A recent spat between former UK Children’s Laureate, Chris Riddell and retail giant John Lewis raised interesting questions around the extent of copyright protection with Riddell claiming that John Lewis’ highly anticipated Christmas advert bore a resemblance to his 1986 picture book, Mr Underbed.

In order to infringe copyright in the UK, the infringing work must be a direct or indirect copy of the copyright work (i.e. not derived from some unrelated source). John Lewis has therefore been quick to point out that the storyline of Moz the Monster is based on a universal tale of children being afraid of monsters under the bed – and not derived from Riddell’s work.

In any event, even if Moz the Monster has the same ideas and themes as Mr Underbed, there is no copyright protection for an idea as such. Copyright protects the expression of an idea i.e. the author’s particular choice of text and illustration. What must be shown to be copied is the way in which that idea has been expressed. The copy need not be identical, but there must be sufficient objective similarity for the infringing work to be described as a substantial reproduction or adaption of the copyright work.

Where the line is drawn between copying an idea and copying the expression of that idea is highly fact dependent and Riddell would not be the first author to assert that a third party has gone too far. The issue was famously considered in the high-profile copyright infringement claim brought by the authors of The Holy Blood and the Holy Grail (“HBHG”) against Dan Brown’s The Da Vinci Code.
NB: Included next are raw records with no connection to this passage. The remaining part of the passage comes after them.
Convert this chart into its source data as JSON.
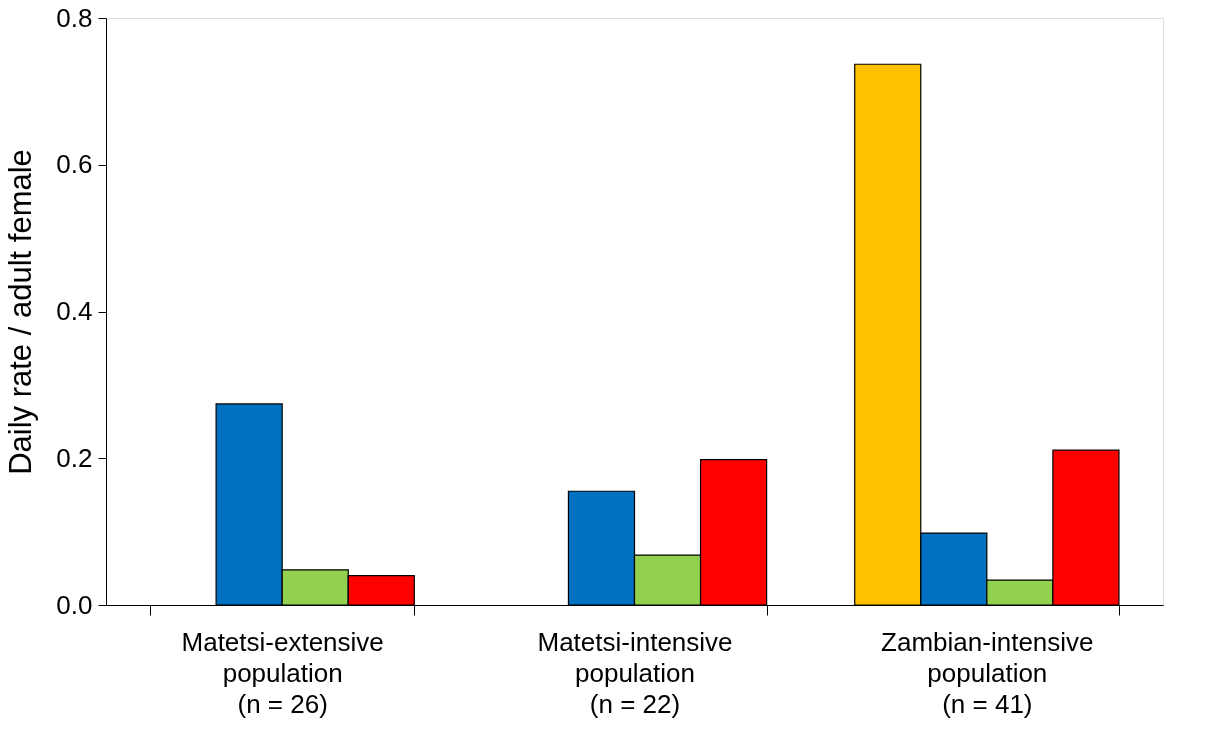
{
  "chart_data": {
    "type": "bar",
    "ylabel": "Daily rate / adult female",
    "categories": [
      "Matetsi-extensive\npopulation\n(n = 26)",
      "Matetsi-intensive\npopulation\n(n =  22)",
      "Zambian-intensive\npopulation\n(n =  41)"
    ],
    "series": [
      {
        "color": "#ffc000",
        "values": [
          null,
          null,
          0.737
        ]
      },
      {
        "color": "#0070c0",
        "values": [
          0.274,
          0.155,
          0.098
        ]
      },
      {
        "color": "#92d050",
        "values": [
          0.048,
          0.068,
          0.034
        ]
      },
      {
        "color": "#ff0000",
        "values": [
          0.04,
          0.198,
          0.211
        ]
      }
    ],
    "ylim": [
      0,
      0.8
    ],
    "yticks": [
      {
        "value": 0,
        "label": "0.0"
      },
      {
        "value": 0.2,
        "label": "0.2"
      },
      {
        "value": 0.4,
        "label": "0.4"
      },
      {
        "value": 0.6,
        "label": "0.6"
      },
      {
        "value": 0.8,
        "label": "0.8"
      }
    ],
    "grid": false,
    "legend": false
  }
}
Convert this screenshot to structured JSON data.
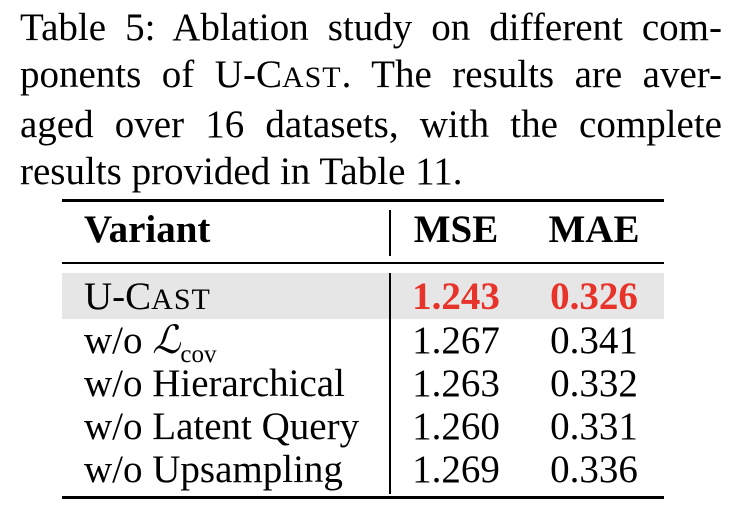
{
  "caption": {
    "line1": "Table 5: Ablation study on different com-",
    "line2_pre": "ponents of U-",
    "line2_C": "C",
    "line2_ast": "AST",
    "line2_post": ". The results are aver-",
    "line3": "aged over 16 datasets, with the complete",
    "line4": "results provided in Table 11."
  },
  "table": {
    "headers": {
      "variant": "Variant",
      "mse": "MSE",
      "mae": "MAE"
    },
    "rows": [
      {
        "variant_pre": "U-",
        "variant_C": "C",
        "variant_ast": "AST",
        "mse": "1.243",
        "mae": "0.326",
        "highlight": true
      },
      {
        "variant_pre": "w/o ",
        "variant_symbol": "ℒ",
        "variant_sub": "cov",
        "mse": "1.267",
        "mae": "0.341"
      },
      {
        "variant": "w/o Hierarchical",
        "mse": "1.263",
        "mae": "0.332"
      },
      {
        "variant": "w/o Latent Query",
        "mse": "1.260",
        "mae": "0.331"
      },
      {
        "variant": "w/o Upsampling",
        "mse": "1.269",
        "mae": "0.336"
      }
    ],
    "highlight_color": "#e6e6e6",
    "best_color": "#e8332a"
  }
}
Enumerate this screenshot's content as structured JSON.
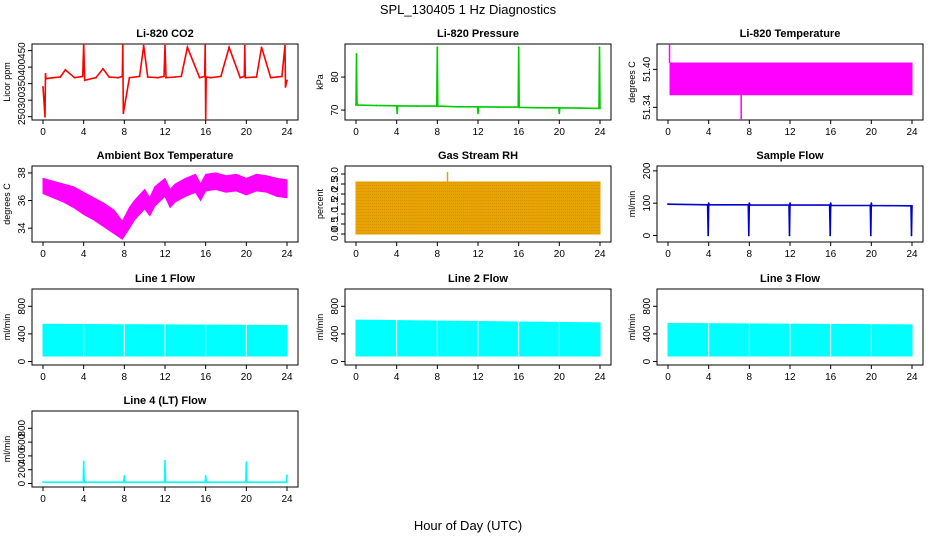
{
  "figure": {
    "title": "SPL_130405  1 Hz Diagnostics",
    "xlabel": "Hour of Day (UTC)"
  },
  "chart_data": [
    {
      "type": "line",
      "title": "Li-820 CO2",
      "ylabel": "Licor ppm",
      "color": "#ff0000",
      "xlim": [
        0,
        24
      ],
      "xticks": [
        0,
        4,
        8,
        12,
        16,
        20,
        24
      ],
      "ylim": [
        240,
        470
      ],
      "yticks": [
        250,
        300,
        350,
        400,
        450
      ],
      "series": [
        {
          "x": [
            0,
            0.2,
            0.25,
            0.3,
            1,
            1.7,
            2.2,
            3.1,
            3.9,
            4.0,
            4.1,
            5.2,
            5.9,
            6.5,
            7.4,
            7.8,
            7.85,
            7.9,
            8.5,
            9.5,
            9.9,
            10.3,
            11.3,
            11.9,
            12.0,
            12.1,
            13.0,
            13.6,
            14.2,
            15.4,
            15.9,
            15.95,
            16.0,
            16.05,
            16.5,
            17.5,
            18.3,
            19.4,
            19.8,
            19.85,
            19.9,
            21.0,
            21.5,
            22.4,
            23.5,
            23.8,
            23.85,
            24
          ],
          "y": [
            340,
            250,
            380,
            365,
            368,
            370,
            392,
            368,
            372,
            470,
            360,
            368,
            395,
            370,
            368,
            372,
            470,
            260,
            368,
            372,
            465,
            370,
            368,
            372,
            465,
            368,
            370,
            372,
            460,
            368,
            372,
            470,
            240,
            370,
            368,
            372,
            460,
            368,
            372,
            465,
            368,
            370,
            460,
            368,
            372,
            465,
            340,
            360
          ]
        }
      ]
    },
    {
      "type": "line",
      "title": "Li-820 Pressure",
      "ylabel": "kPa",
      "color": "#00cc00",
      "xlim": [
        0,
        24
      ],
      "xticks": [
        0,
        4,
        8,
        12,
        16,
        20,
        24
      ],
      "ylim": [
        67,
        90
      ],
      "yticks": [
        70,
        80
      ],
      "series": [
        {
          "x": [
            0,
            0.05,
            0.1,
            0.2,
            2,
            4,
            4.05,
            4.1,
            6,
            7.95,
            8.0,
            8.05,
            10,
            11.95,
            12.0,
            12.05,
            14,
            15.95,
            16.0,
            16.05,
            18,
            19.95,
            20.0,
            20.05,
            22,
            23.9,
            23.95,
            24
          ],
          "y": [
            71.5,
            87,
            72,
            71.5,
            71.4,
            71.3,
            69,
            71.3,
            71.2,
            71.2,
            89,
            71.2,
            71.0,
            71.0,
            69,
            71.0,
            70.9,
            70.9,
            89,
            70.8,
            70.7,
            70.7,
            69,
            70.7,
            70.6,
            70.5,
            89,
            70.5
          ]
        }
      ]
    },
    {
      "type": "area",
      "title": "Li-820 Temperature",
      "ylabel": "degrees C",
      "color": "#ff00ff",
      "xlim": [
        0,
        24
      ],
      "xticks": [
        0,
        4,
        8,
        12,
        16,
        20,
        24
      ],
      "ylim": [
        51.32,
        51.44
      ],
      "yticks": [
        51.34,
        51.4
      ],
      "series": [
        {
          "name": "upper",
          "x": [
            0.2,
            24
          ],
          "y": [
            51.41,
            51.41
          ]
        },
        {
          "name": "lower",
          "x": [
            0.2,
            24
          ],
          "y": [
            51.36,
            51.36
          ]
        },
        {
          "name": "spikes",
          "x": [
            0.15,
            7.2
          ],
          "y": [
            51.44,
            51.32
          ]
        }
      ]
    },
    {
      "type": "area",
      "title": "Ambient Box Temperature",
      "ylabel": "degrees C",
      "color": "#ff00ff",
      "xlim": [
        0,
        24
      ],
      "xticks": [
        0,
        4,
        8,
        12,
        16,
        20,
        24
      ],
      "ylim": [
        33,
        38.5
      ],
      "yticks": [
        34,
        36,
        38
      ],
      "series": [
        {
          "name": "upper",
          "x": [
            0,
            1,
            2,
            3,
            4,
            5,
            6,
            7,
            7.8,
            8.5,
            9,
            10,
            10.5,
            11,
            12,
            12.5,
            13,
            14,
            15,
            15.5,
            16,
            17,
            18,
            19,
            20,
            21,
            22,
            23,
            24
          ],
          "y": [
            37.6,
            37.4,
            37.2,
            37.0,
            36.6,
            36.2,
            35.8,
            35.3,
            34.5,
            35.5,
            36.0,
            36.8,
            36.2,
            37.0,
            37.6,
            36.8,
            37.2,
            37.6,
            37.9,
            37.2,
            37.9,
            38.0,
            37.8,
            37.9,
            37.6,
            37.9,
            37.8,
            37.6,
            37.5
          ]
        },
        {
          "name": "lower",
          "x": [
            0,
            1,
            2,
            3,
            4,
            5,
            6,
            7,
            7.8,
            8.5,
            9,
            10,
            10.5,
            11,
            12,
            12.5,
            13,
            14,
            15,
            15.5,
            16,
            17,
            18,
            19,
            20,
            21,
            22,
            23,
            24
          ],
          "y": [
            36.5,
            36.2,
            35.9,
            35.5,
            35.0,
            34.6,
            34.1,
            33.6,
            33.2,
            34.0,
            34.6,
            35.4,
            34.9,
            35.6,
            36.3,
            35.5,
            35.9,
            36.3,
            36.6,
            36.0,
            36.7,
            36.8,
            36.6,
            36.7,
            36.4,
            36.7,
            36.6,
            36.3,
            36.2
          ]
        }
      ]
    },
    {
      "type": "scatter",
      "title": "Gas Stream RH",
      "ylabel": "percent",
      "color": "#e6a500",
      "xlim": [
        0,
        24
      ],
      "xticks": [
        0,
        4,
        8,
        12,
        16,
        20,
        24
      ],
      "ylim": [
        -0.4,
        3.4
      ],
      "yticks": [
        0.0,
        0.5,
        1.0,
        1.5,
        2.0,
        2.5,
        3.0
      ],
      "series": [
        {
          "name": "upper",
          "x": [
            0,
            24
          ],
          "y": [
            2.6,
            2.6
          ]
        },
        {
          "name": "lower",
          "x": [
            0,
            24
          ],
          "y": [
            0.0,
            0.0
          ]
        },
        {
          "name": "peak",
          "x": [
            9.0
          ],
          "y": [
            3.1
          ]
        }
      ]
    },
    {
      "type": "line",
      "title": "Sample Flow",
      "ylabel": "ml/min",
      "color": "#0000cc",
      "xlim": [
        0,
        24
      ],
      "xticks": [
        0,
        4,
        8,
        12,
        16,
        20,
        24
      ],
      "ylim": [
        -20,
        215
      ],
      "yticks": [
        0,
        100,
        200
      ],
      "series": [
        {
          "x": [
            0,
            3.9,
            3.95,
            4.0,
            4.05,
            7.9,
            7.95,
            8.0,
            8.05,
            11.9,
            11.95,
            12.0,
            12.05,
            15.9,
            15.95,
            16.0,
            16.05,
            19.9,
            19.95,
            20.0,
            20.05,
            23.9,
            23.95,
            24
          ],
          "y": [
            97,
            95,
            0,
            100,
            95,
            95,
            0,
            100,
            94,
            94,
            0,
            100,
            94,
            94,
            0,
            100,
            93,
            93,
            0,
            100,
            93,
            92,
            0,
            92
          ]
        }
      ]
    },
    {
      "type": "area",
      "title": "Line 1 Flow",
      "ylabel": "ml/min",
      "color": "#00ffff",
      "xlim": [
        0,
        24
      ],
      "xticks": [
        0,
        4,
        8,
        12,
        16,
        20,
        24
      ],
      "ylim": [
        -50,
        1050
      ],
      "yticks": [
        0,
        400,
        800
      ],
      "series": [
        {
          "name": "upper",
          "x": [
            0,
            24
          ],
          "y": [
            540,
            520
          ]
        },
        {
          "name": "lower",
          "x": [
            0,
            24
          ],
          "y": [
            80,
            80
          ]
        }
      ]
    },
    {
      "type": "area",
      "title": "Line 2 Flow",
      "ylabel": "ml/min",
      "color": "#00ffff",
      "xlim": [
        0,
        24
      ],
      "xticks": [
        0,
        4,
        8,
        12,
        16,
        20,
        24
      ],
      "ylim": [
        -50,
        1050
      ],
      "yticks": [
        0,
        400,
        800
      ],
      "series": [
        {
          "name": "upper",
          "x": [
            0,
            24
          ],
          "y": [
            600,
            560
          ]
        },
        {
          "name": "lower",
          "x": [
            0,
            24
          ],
          "y": [
            80,
            80
          ]
        }
      ]
    },
    {
      "type": "area",
      "title": "Line 3 Flow",
      "ylabel": "ml/min",
      "color": "#00ffff",
      "xlim": [
        0,
        24
      ],
      "xticks": [
        0,
        4,
        8,
        12,
        16,
        20,
        24
      ],
      "ylim": [
        -50,
        1050
      ],
      "yticks": [
        0,
        400,
        800
      ],
      "series": [
        {
          "name": "upper",
          "x": [
            0,
            24
          ],
          "y": [
            550,
            530
          ]
        },
        {
          "name": "lower",
          "x": [
            0,
            24
          ],
          "y": [
            80,
            80
          ]
        }
      ]
    },
    {
      "type": "line",
      "title": "Line 4 (LT) Flow",
      "ylabel": "ml/min",
      "color": "#00ffff",
      "xlim": [
        0,
        24
      ],
      "xticks": [
        0,
        4,
        8,
        12,
        16,
        20,
        24
      ],
      "ylim": [
        -50,
        1050
      ],
      "yticks": [
        0,
        200,
        400,
        600,
        800
      ],
      "series": [
        {
          "x": [
            0,
            3.95,
            4.0,
            4.05,
            7.95,
            8.0,
            8.05,
            11.95,
            12.0,
            12.05,
            15.95,
            16.0,
            16.05,
            19.95,
            20.0,
            20.05,
            23.95,
            24.0
          ],
          "y": [
            20,
            20,
            320,
            20,
            20,
            110,
            20,
            20,
            330,
            20,
            20,
            110,
            20,
            20,
            310,
            20,
            20,
            120
          ]
        }
      ]
    }
  ]
}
Whilst Dan Brown accepted that he had used HBHG in his research for The Da Vinci Code, the Court recognised that what he had taken from HBHG were only generalised propositions, at too high a level of abstraction to qualify for copyright protection.

Therefore, The Da Vinci Code merely copied ideas from HBHG and not the expression of those ideas, thus there was no copyright infringement. John Lewis would likely use a similar argument here: the retailer has simply taken the idea of a monster beneath a child’s bed and expressed it in their own original way.

However, as copyright can protect many aspects of a creative work in their own right, Riddell may have had a stronger claim if he had considered whether any particular aspect of his overall work had been copied, even if the work as a whole was not copied.